What bug did he catch ?
The plants and animals of our countryside or rather the insects have always been for him a source of poetry and inspiration in our own backyard. Illusion, anachronism, the past and chance, have also inspired his work.
The Fly inspires illusion, which is a type of picture intended to play on confusion in our perception. This particular illusion is provoked either by the result of the finish, the technique used or the subject exposed. Thus, “ the fly art” seems to arrive directly from the past. The game of seduction and confusion of the spectator through the illusion is created through the theme of “still life art” a favorite subject of specialists of this genre.Still life art
Still life art is his favorite theme. In the art world, between the second half of the 15thcentury and the first decades of the 16th century, the meat fly was depicted as life sized in certain Dutch, German or Italian paintings. The Fly in painting symbolizes human vanity and brings life to places where life does not exist ( still life) and death with the contrast of the living object ( portrait, religious theme). This is precisely the reason why the fly became a familiar element in still life paintings and consequently, a signature in Michaël’s work.

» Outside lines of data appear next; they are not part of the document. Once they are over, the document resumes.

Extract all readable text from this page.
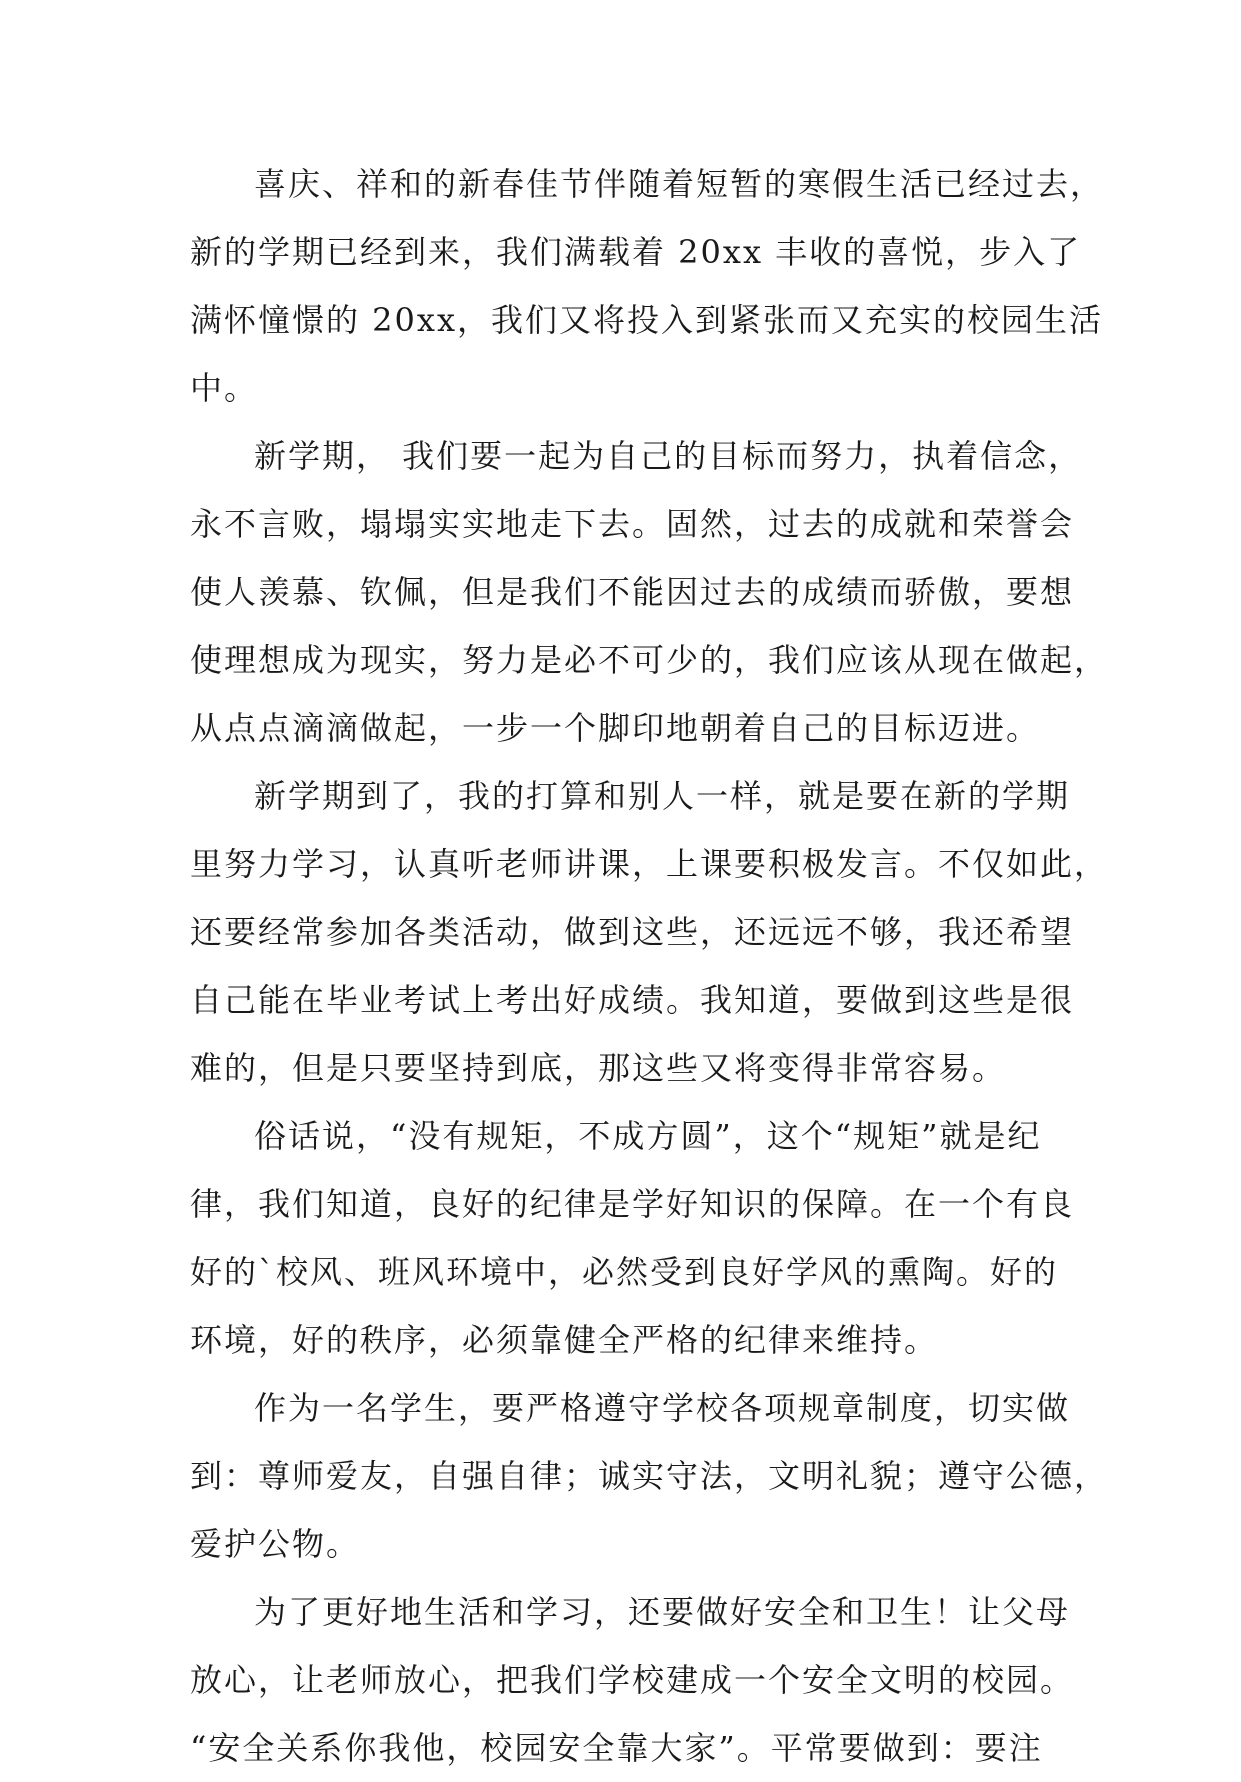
喜庆、祥和的新春佳节伴随着短暂的寒假生活已经过去，
新的学期已经到来，我们满载着 20xx 丰收的喜悦，步入了
满怀憧憬的 20xx，我们又将投入到紧张而又充实的校园生活
中。
新学期， 我们要一起为自己的目标而努力，执着信念，
永不言败，塌塌实实地走下去。固然，过去的成就和荣誉会
使人羡慕、钦佩，但是我们不能因过去的成绩而骄傲，要想
使理想成为现实，努力是必不可少的，我们应该从现在做起，
从点点滴滴做起，一步一个脚印地朝着自己的目标迈进。
新学期到了，我的打算和别人一样，就是要在新的学期
里努力学习，认真听老师讲课，上课要积极发言。不仅如此，
还要经常参加各类活动，做到这些，还远远不够，我还希望
自己能在毕业考试上考出好成绩。我知道，要做到这些是很
难的，但是只要坚持到底，那这些又将变得非常容易。
俗话说，“没有规矩，不成方圆”，这个“规矩”就是纪
律，我们知道，良好的纪律是学好知识的保障。在一个有良
好的`校风、班风环境中，必然受到良好学风的熏陶。好的
环境，好的秩序，必须靠健全严格的纪律来维持。
作为一名学生，要严格遵守学校各项规章制度，切实做
到：尊师爱友，自强自律；诚实守法，文明礼貌；遵守公德，
爱护公物。
为了更好地生活和学习，还要做好安全和卫生！让父母
放心，让老师放心，把我们学校建成一个安全文明的校园。
“安全关系你我他，校园安全靠大家”。平常要做到：要注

The work of Michaël Cailloux lies at the intersection of two artisanal techniques, the art of jewelry making and the art of water etching. For his jewelry, he uses the bow saw (bocfil) which implies the mastering of external and internal cutting (piercing), embossing ( with the help of a double rivet) and chiseling ( with an engraver). As for the water etching, he uses classic techniques : preparation of the plaque, already cut, point work, piercing with chloride inking and printing.
Concretely the mixing of these two techniques allows Michaël to obtain a work in cut copper which is printed with the help of a printing press. Each pressing is printed in color with a maximum of 4 copies, playing on the amount of ink intensity, erasing the defaults in the prints which makes the embossing or the drawing pop. The transformation of the copper plaque, constructed through hammering and chiseling, allows him to obtain a jewelry sculpture which can be placed directly on a wall or installed in a box before being exhibited.